Washington. Der Name dieser Stadt ist heute ein Synonym für die Politik der Supermacht USA, bei der auch nicht alles super läuft. Auf Hochtouren läuft derzeit der Präsidentschaftswahlkampf, an dessen Ende etwa 161 Millionen Amerikanerinnen und Amerikaner am 5. November darüber entscheiden, ob Donald Trump als 47. US-Präsident eine zweite Amtszeit bekommt oder ob es mit Kamala Harris eine 47. Präsidentin der USA geben wird.
Als Gorge Washington 1788 zum ersten Präsidenten gewählt wurde, war von Wahlkampf noch keine Rede. Der Landvermesser, Großgrundbesitzer und General aus Mount Vernon in Virginia ließ sich bitten, ehe er sich zur Wahl stellte und als einziger US-Präsident einstimmig in sein Amt gewählt wurde.
Als Oberbefehlshaber der US-Truppen im 1783 beendeten Unabhängigkeitskrieg und als Vorsitzender des Verfassungskonvents in Philadelphia hatte sich Washington das Vertrauen seiner Landsleute verdient, dass ihn zum ersten Präsidenten der USA machte.
Am 4. März 1789 wurde er noch nicht in Washington auf den Stufen des Capitols, sondern auf dem Balkon der Federal Hall in New York in sein Amt eingeführt. Dass er dort eine gar nicht vorgesehene Antrittsrede an die vor der Federal Hall versammelten Bürgerinnen und Bürger hielt, war der erste Maßstab, den er als Erster in seinem Amt setzte.
Ein jährlicher Bericht vor beiden Kammern des Kongresses zur Lage der Nation machte ebenfalls bei seinen Nachfolgern Schule. Auch mit seinem Verzicht auf eine dritte Amtszeit, die damals möglich gewesen wäre, weil die Begrenzung auf zwei Amtszeiten des US-Präsidenten erste 1951 in der US-Verfassung verankert wurde, setzte Maßstäbe.
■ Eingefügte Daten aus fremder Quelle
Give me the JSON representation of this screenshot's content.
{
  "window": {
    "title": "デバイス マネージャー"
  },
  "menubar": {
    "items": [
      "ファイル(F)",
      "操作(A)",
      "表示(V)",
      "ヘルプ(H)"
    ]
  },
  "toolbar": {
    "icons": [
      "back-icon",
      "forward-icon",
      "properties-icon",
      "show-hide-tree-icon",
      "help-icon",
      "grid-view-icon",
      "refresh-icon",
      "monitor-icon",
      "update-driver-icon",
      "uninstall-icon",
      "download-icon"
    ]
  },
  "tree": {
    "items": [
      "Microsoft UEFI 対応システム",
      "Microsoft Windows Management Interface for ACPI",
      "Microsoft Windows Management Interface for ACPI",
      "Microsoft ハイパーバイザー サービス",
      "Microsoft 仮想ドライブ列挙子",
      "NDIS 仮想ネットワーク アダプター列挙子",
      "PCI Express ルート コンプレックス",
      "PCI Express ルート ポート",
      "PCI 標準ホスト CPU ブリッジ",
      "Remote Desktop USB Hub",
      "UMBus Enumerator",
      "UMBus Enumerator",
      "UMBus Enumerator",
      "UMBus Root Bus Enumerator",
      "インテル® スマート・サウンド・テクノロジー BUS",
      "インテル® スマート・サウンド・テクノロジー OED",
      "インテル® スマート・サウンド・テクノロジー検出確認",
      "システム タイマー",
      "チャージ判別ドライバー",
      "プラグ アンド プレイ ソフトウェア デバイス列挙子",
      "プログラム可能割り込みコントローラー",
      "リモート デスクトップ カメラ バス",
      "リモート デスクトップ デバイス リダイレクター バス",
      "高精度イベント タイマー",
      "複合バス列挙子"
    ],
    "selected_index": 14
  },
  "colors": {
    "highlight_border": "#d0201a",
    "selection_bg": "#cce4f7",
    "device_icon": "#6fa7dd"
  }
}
Gleiches galt für seinen Anspruch, als Präsident gezielt, aber nicht übertrieben von seinem Veto gebrauch zu machen, wenn er einen Gesetzesentwurf des Kongresses für mit den nationalen Interessen nicht vereinbar hielt. Auch sein Beharren darauf, dass er als Präsident die Richtlinien der amerikanischen Außenpolitik bestimmte und sich Minister seines Vertrauens auswählte, die nach dem Ressort-Prinzip ein Kabinett bildeten, dessen Mitglieder wiederum nur vom Senat bestätigt werden mussten, bestimmt bis heute die Amtsführung der US-Präsidenten.
Erst sein Nachfolger John Adams regierte ab 1801 im Weißen Haus in Washington, wo der Namensgeber der neuen amerikanischen Hauptstadt 1798 den Grundstein für das Kapitol, den Sitz des Repräsentantenhauses und des Senates gelegt hatte.
Als sich der damals 64-jährige Washington 1796 in seiner Far-Well-Adress als Präsident von seinen Landleuten verabschiedete, riet ihr ihnen zu einer strikten außenpolitischen Neutralität und warnte sie vor der Entstehung politischer Parteien, die mit ihrem Geist dem Gemeinwohl zuwiderliefen. Wir wissen heute: Es sollte anders kommen.
Auch der 1799 verstorbene Washington, von dem es im Nachruf eines Freundes hieß: "Er war der Erste im Krieg, der Erste im Frieden und der Erste in den Herzen seiner Landsleute!" lebte in den Widersprüchen seiner Zeit. Als Anhänger der Aufklärung lehnte er die Sklaverei ab, obwohl er als Großgrundbesitzer Sklaven hielt. Allerdings entließ er seine Sklaven testamentarisch in die Freiheit. Doch die ehemaligen Sklaven blieben, wo sie waren und hielten auch Washingtons Frau Martha bis zu ihrem Tod (1802) die Treue, weil sie den Ort, an dem sie waren, als den für sie Bestmöglichen sahen, um dort als freie Menschen zu leben und zu arbeiten. Die Sklavenbefreiung durch Washingtons Amtsnachfolger, Abraham Lincoln, im Jahr 1863 sollten auch sie nicht mehr erleben.